I want to create computation graphs for updated parameters so that I could calculate their higher-order derivatives later. The code below shows how I solve the problem if the model is not complex.

```
import torch
# 1: Define model parameters(w, T)
w = torch.tensor(1., requires_grad = True)
T = torch.tensor(2., requires_grad = True)
# 2: Define output(L)
L = T * w
# 3: Calculate dL/dw (by fixing T)
grad = torch.autograd.grad(L, w, create_graph=True)[0]
# 4: Update w --> w2
lr = 0.1
w2 = x - lr*grad
# I use w2 instead of using optimizer.step() to update w
# because I want to create a computational graph between w2, w and T
#5: Calculate the new value of output
L2 = T * w2
# Note that w2 depends on both w and T,
# w2 = w - lr*grad = w -lr*T
#6: Calculate dL2/dT (by fixing w)
dT = torch.autograd.grad(L2, T)[0]
#Because L2 = T*(w - lr*T), dL2/dT = w - 2*lr*T = 0.6
```

The problem is if my model is getting larger, I can’t create a new variable (#4) and assign it to a model (#5) without excluding the computational graphs.
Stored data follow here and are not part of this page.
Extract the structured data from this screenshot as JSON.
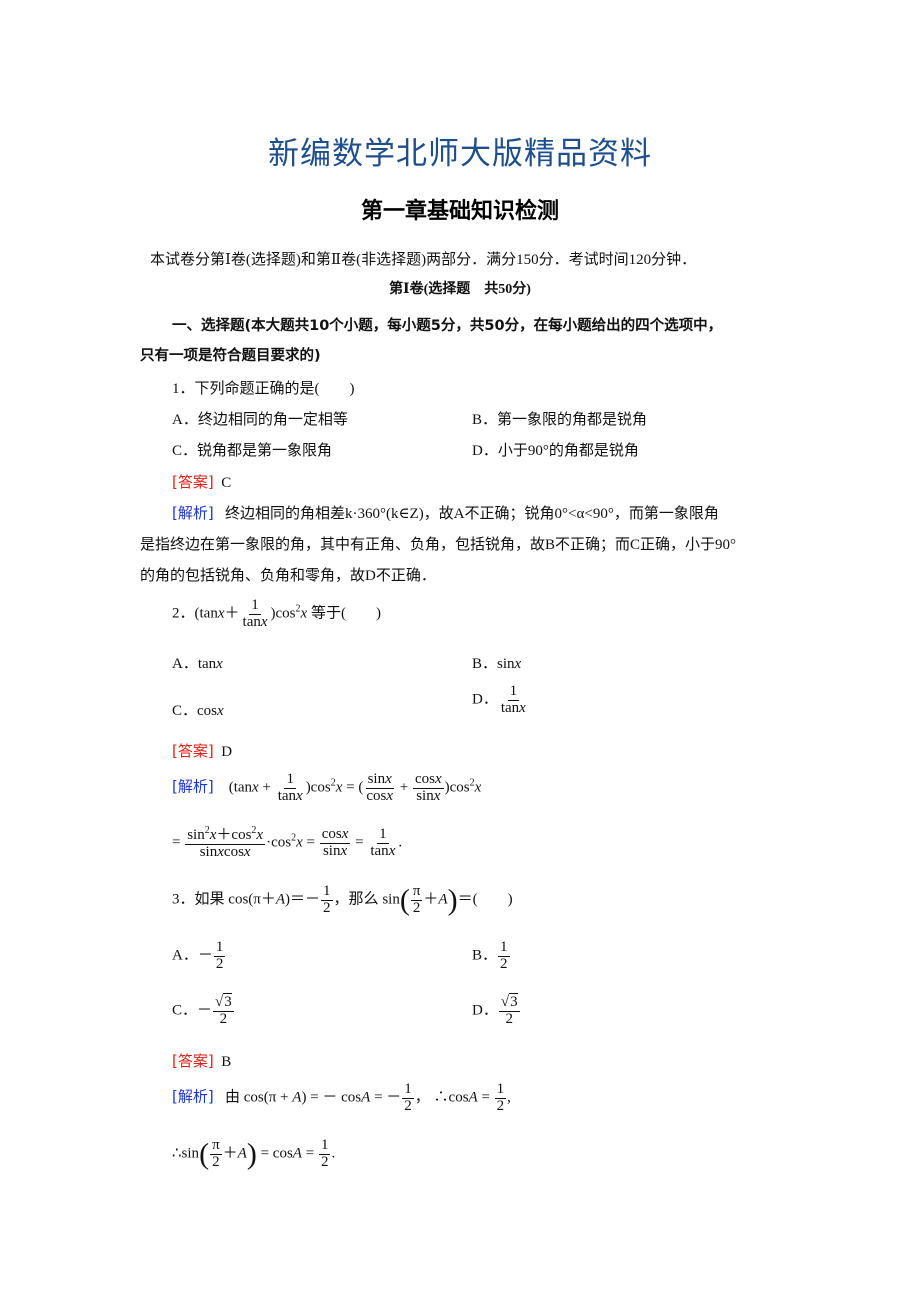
{
  "header": {
    "brand_title": "新编数学北师大版精品资料",
    "chapter_title": "第一章基础知识检测"
  },
  "intro": "本试卷分第Ⅰ卷(选择题)和第Ⅱ卷(非选择题)两部分．满分150分．考试时间120分钟．",
  "volume_heading": "第Ⅰ卷(选择题　共50分)",
  "section": {
    "line1": "一、选择题(本大题共10个小题，每小题5分，共50分，在每小题给出的四个选项中，",
    "line2": "只有一项是符合题目要求的)"
  },
  "labels": {
    "answer": "[答案]",
    "explanation": "[解析]"
  },
  "colors": {
    "brand": "#1f4e8c",
    "answer_label": "#e0201b",
    "explanation_label": "#1d35d8"
  },
  "questions": [
    {
      "number": "1．",
      "stem": "下列命题正确的是(　　)",
      "options": {
        "A": "A．终边相同的角一定相等",
        "B": "B．第一象限的角都是锐角",
        "C": "C．锐角都是第一象限角",
        "D": "D．小于90°的角都是锐角"
      },
      "answer": "C",
      "explanation": [
        "终边相同的角相差k·360°(k∈Z)，故A不正确；锐角0°<α<90°，而第一象限角",
        "是指终边在第一象限的角，其中有正角、负角，包括锐角，故B不正确；而C正确，小于90°",
        "的角的包括锐角、负角和零角，故D不正确．"
      ]
    },
    {
      "number": "2．",
      "stem_suffix": "等于(　　)",
      "options": {
        "A": "tanx",
        "B": "sinx",
        "C": "cosx",
        "D": "1/tanx"
      },
      "answer": "D"
    },
    {
      "number": "3．",
      "stem_prefix": "如果",
      "stem_mid": "那么",
      "stem_suffix": "＝(　　)",
      "options": {
        "A": "-1/2",
        "B": "1/2",
        "C": "-√3/2",
        "D": "√3/2"
      },
      "answer": "B",
      "explanation_prefix": "由"
    }
  ]
}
For example, I can only update the model parameters via

```
with torch.no_grad():
for param in model.parameters():
param -= lr*param.grad
```

or use

```
optimizer.step()
```

instead. But both of these methods don’t create computational graphs for parameters. So, Is there a way that I can update parameters for a large model without excluding their computational graphs?